Nas duas cidades, o mapeamento de sentimentos sobre os pássaros revelou um resultado positivo. As palavras mais frequentemente citadas, como admiração, felicidade e beleza, predominam entre os sentimentos favoráveis.  Porém, também houve um número expressivo de respostas afirmando que os animais podem causar danos. “Aves como o pombo-doméstico são relacionados a sentimentos ruins, como desgosto e doenças”, comenta João Carlos Pena, coautor do artigo e colaborador da pesquisa.

“A maioria das pessoas associa pombos a doenças, sujeira e lixo”, diz Rosa. “Isso não está totalmente errado, mas é importante entender que os pombos só transmitem doenças porque os humanos deixam sujeira em locais inadequados”, avalia. Ela enfatiza que é o manejo inadequado dos resíduos por parte das pessoas que resulta em um ambiente propício para a transmissão de doenças. “Por meio da pesquisa, podemos mostrar qual é o verdadeiro problema e a melhor forma de abordá-lo”, diz.
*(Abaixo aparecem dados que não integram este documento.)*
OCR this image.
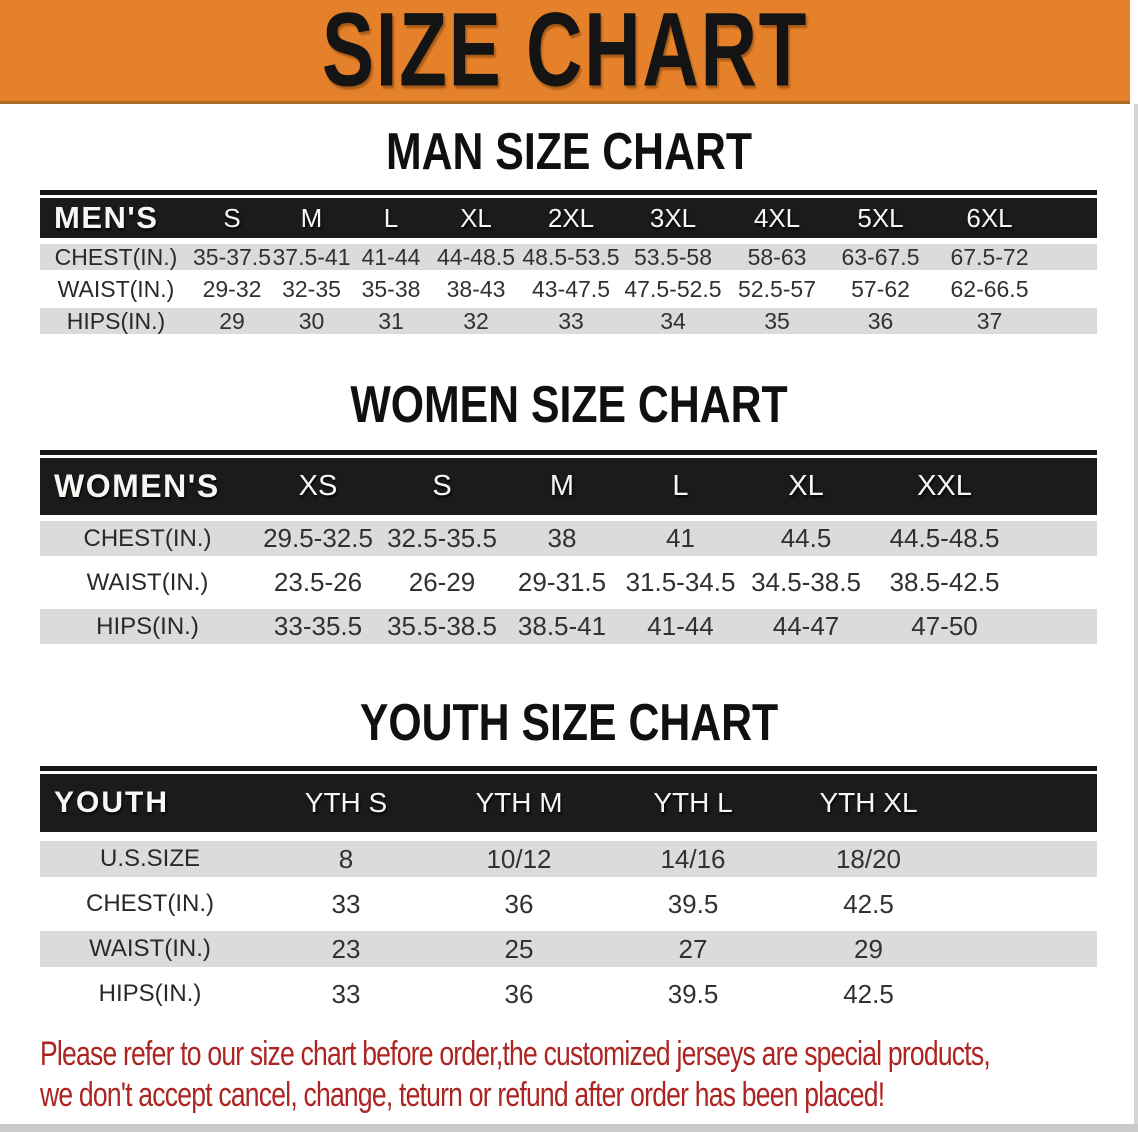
SIZE CHART
MAN SIZE CHART
MEN'S	S	M	L	XL	2XL	3XL	4XL	5XL	6XL
CHEST(IN.) 35-37.5 37.5-41 41-44 44-48.5 48.5-53.5 53.5-58	58-63	63-67.5	67.5-72
WAIST(IN.)	29-32 32-35 35-38	38-43	43-47.5 47.5-52.5 52.5-57	57-62	62-66.5
HIPS(IN.)	29	30	31	32	33	34	35	36	37
WOMEN SIZE CHART
WOMEN'S	XS	S	M	L	XL	XXL
CHEST(IN.)	29.5-32.5 32.5-35.5	38	41	44.5	44.5-48.5
WAIST(IN.)	23.5-26	26-29	29-31.5 31.5-34.5 34.5-38.5	38.5-42.5
HIPS(IN.)	33-35.5 35.5-38.5 38.5-41	41-44	44-47	47-50
YOUTH SIZE CHART
YOUTH	YTH S	YTH M	YTH L	YTH XL
U.S.SIZE	8	10/12	14/16	18/20
CHEST(IN.)	33	36	39.5	42.5
WAIST(IN.)	23	25	27	29
HIPS(IN.)	33	36	39.5	42.5
Please refer to our size chart before order,the customized jerseys are special products,
we don't accept cancel, change, teturn or refund after order has been placed!
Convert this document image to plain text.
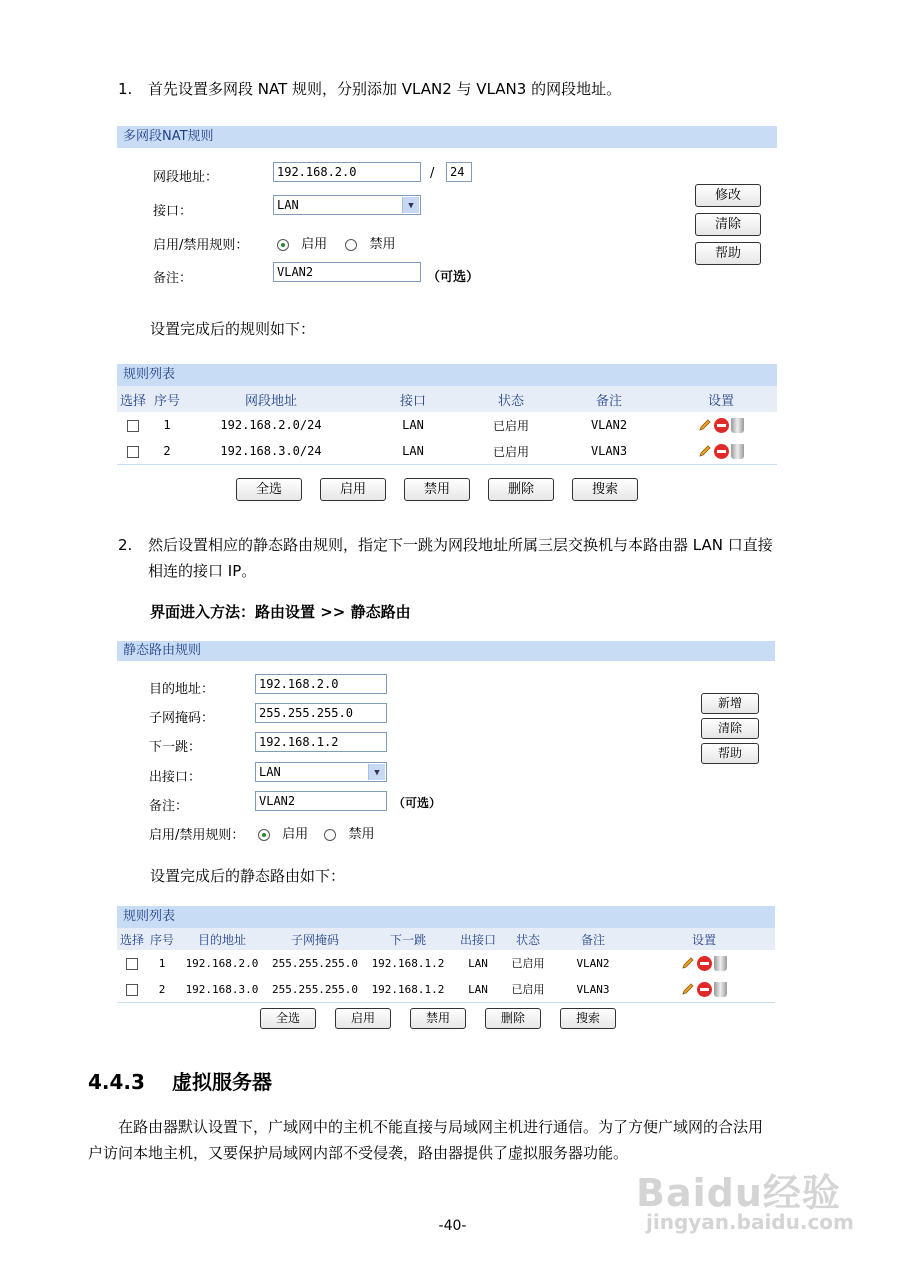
1. 首先设置多网段 NAT 规则，分别添加 VLAN2 与 VLAN3 的网段地址。
多网段NAT规则
网段地址：
192.168.2.0	/
24
接口：	LAN	▼
启用/禁用规则：	启用	禁用
备注：
VLAN2	（可选）
修改
清除
帮助
设置完成后的规则如下：
规则列表
选择	序号	网段地址	接口	状态	备注	设置
	1	192.168.2.0/24	LAN	已启用	VLAN2	
	2	192.168.3.0/24	LAN	已启用	VLAN3	
全选	启用	禁用	删除	搜索
2. 然后设置相应的静态路由规则，指定下一跳为网段地址所属三层交换机与本路由器 LAN 口直接
相连的接口 IP。
界面进入方法：路由设置 >> 静态路由
静态路由规则
目的地址：
192.168.2.0
子网掩码：
255.255.255.0
下一跳：
192.168.1.2
出接口：	LAN	▼
备注：
VLAN2	（可选）
启用/禁用规则：	启用	禁用
新增
清除
帮助
设置完成后的静态路由如下：
规则列表
选择	序号	目的地址	子网掩码	下一跳	出接口	状态	备注	设置
	1	192.168.2.0	255.255.255.0	192.168.1.2	LAN	已启用	VLAN2	
	2	192.168.3.0	255.255.255.0	192.168.1.2	LAN	已启用	VLAN3	
全选	启用	禁用	删除	搜索
4.4.3 虚拟服务器
在路由器默认设置下，广域网中的主机不能直接与局域网主机进行通信。为了方便广域网的合法用
户访问本地主机，又要保护局域网内部不受侵袭，路由器提供了虚拟服务器功能。
Baidu经验
jingyan.baidu.com
-40-
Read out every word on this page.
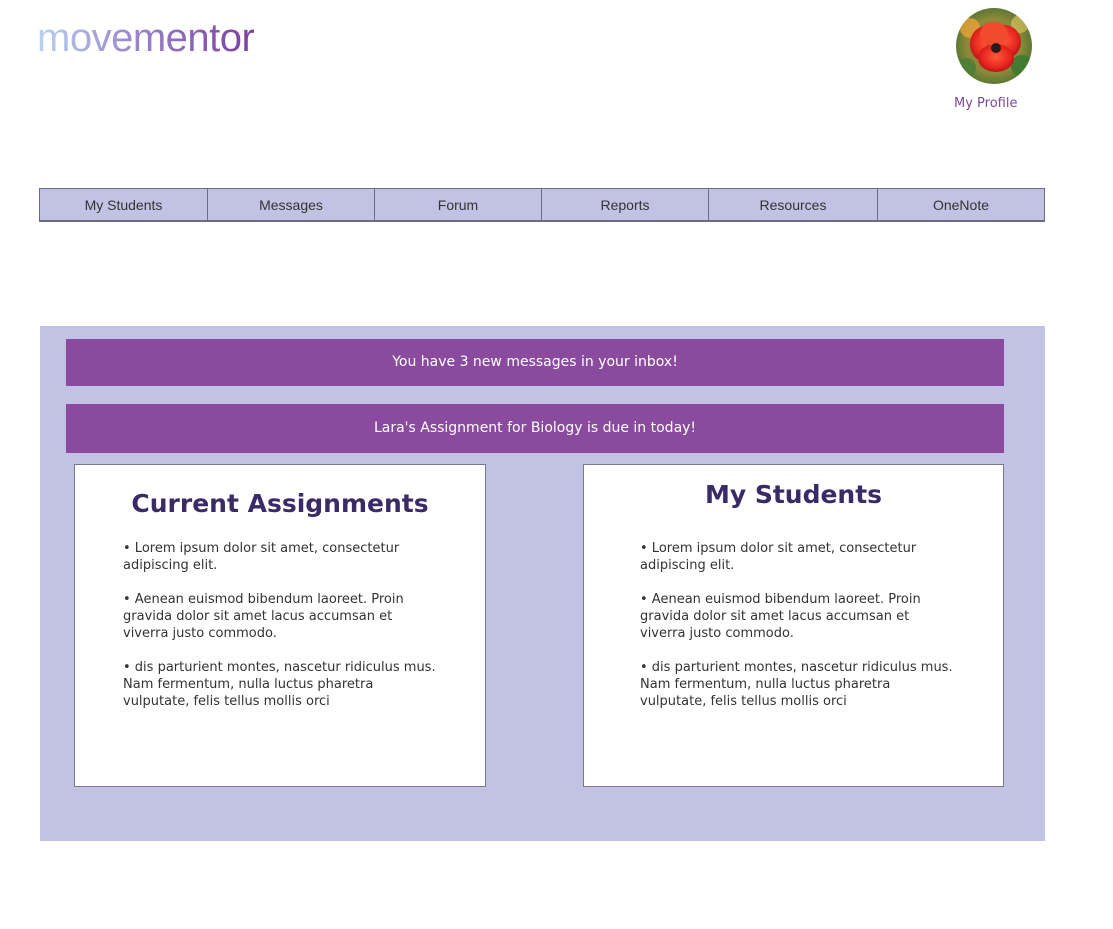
movementor
My Profile
My Students	Messages	Forum	Reports	Resources	OneNote
You have 3 new messages in your inbox!
Lara's Assignment for Biology is due in today!
Current Assignments
• Lorem ipsum dolor sit amet, consectetur adipiscing elit.
• Aenean euismod bibendum laoreet. Proin gravida dolor sit amet lacus accumsan et viverra justo commodo.
• dis parturient montes, nascetur ridiculus mus. Nam fermentum, nulla luctus pharetra vulputate, felis tellus mollis orci
My Students
• Lorem ipsum dolor sit amet, consectetur adipiscing elit.
• Aenean euismod bibendum laoreet. Proin gravida dolor sit amet lacus accumsan et viverra justo commodo.
• dis parturient montes, nascetur ridiculus mus. Nam fermentum, nulla luctus pharetra vulputate, felis tellus mollis orci
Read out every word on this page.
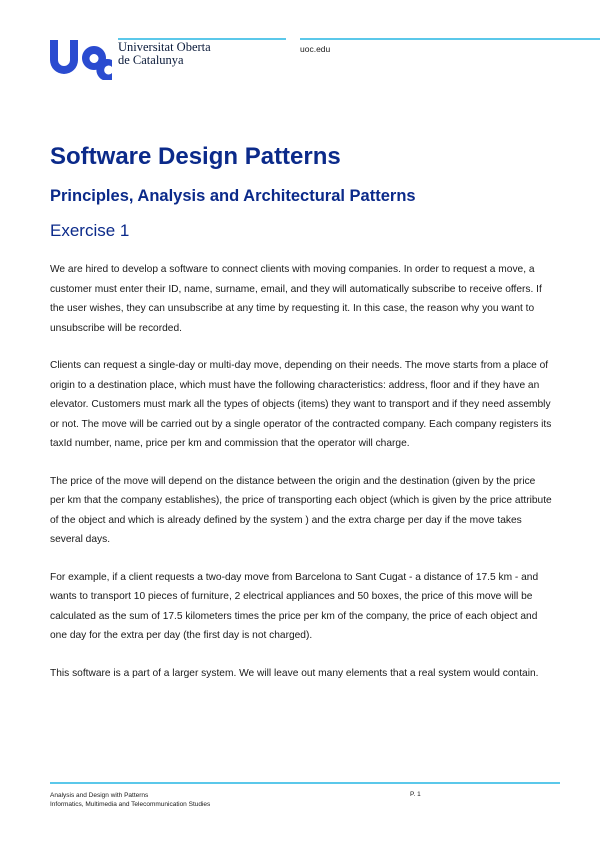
Universitat Oberta
de Catalunya
uoc.edu
Software Design Patterns
Principles, Analysis and Architectural Patterns
Exercise 1

We are hired to develop a software to connect clients with moving companies. In order to request a move, a customer must enter their ID, name, surname, email, and they will automatically subscribe to receive offers. If the user wishes, they can unsubscribe at any time by requesting it. In this case, the reason why you want to unsubscribe will be recorded.

Clients can request a single-day or multi-day move, depending on their needs. The move starts from a place of origin to a destination place, which must have the following characteristics: address, floor and if they have an elevator. Customers must mark all the types of objects (items) they want to transport and if they need assembly or not. The move will be carried out by a single operator of the contracted company. Each company registers its taxId number, name, price per km and commission that the operator will charge.

The price of the move will depend on the distance between the origin and the destination (given by the price per km that the company establishes), the price of transporting each object (which is given by the price attribute of the object and which is already defined by the system ) and the extra charge per day if the move takes several days.

For example, if a client requests a two-day move from Barcelona to Sant Cugat - a distance of 17.5 km - and wants to transport 10 pieces of furniture, 2 electrical appliances and 50 boxes, the price of this move will be calculated as the sum of 17.5 kilometers times the price per km of the company, the price of each object and one day for the extra per day (the first day is not charged).

This software is a part of a larger system. We will leave out many elements that a real system would contain.

Analysis and Design with Patterns
Informatics, Multimedia and Telecommunication Studies
P. 1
O Brasil é o segundo país com maior biodiversidade de aves do mundo, mas ainda são poucos os estudos sob esta perspectiva conduzidos em todo o Hemisfério Sul. O orientador do trabalho, o ecólogo Milton Ribeiro, docente do Instituto de Biociências, destaca o caráter pioneiro do levantamento e as portas que ele pode começar a abrir. “Gerar conhecimentos sobre como os cidadãos percebem a biodiversidade urbana é essencial para que sejam desenhadas estratégias para o planejamento de ambientes onde a população humana e a fauna possam interagir, garantindo um melhor suporte para a conservação da biodiversidade nas cidades”, diz. Rosa afirma que há planos para realizar este levantamento em outras regiões. “Nossa pesquisa mostrou que muitas pessoas já reconhecem a importância das aves. Mesmo assim, há quem não perceba sua presença ou nem saiba que há muitas aves vivendo nas áreas urbanas”, diz.

Segundo a pesquisadora, uma das propostas desta linha de investigação é reaproximar as pessoas da natureza, criando um vínculo para que se conectem mais com os problemas ambientais. “Precisamos entender o que os humanos pensam e como percebem as aves para identificar possíveis possibilidades de ação. Esse entendimento pode orientar políticas públicas voltadas para a conservação. O principal desafio é sensibilizar a população sobre a importância da biodiversidade”, encerra.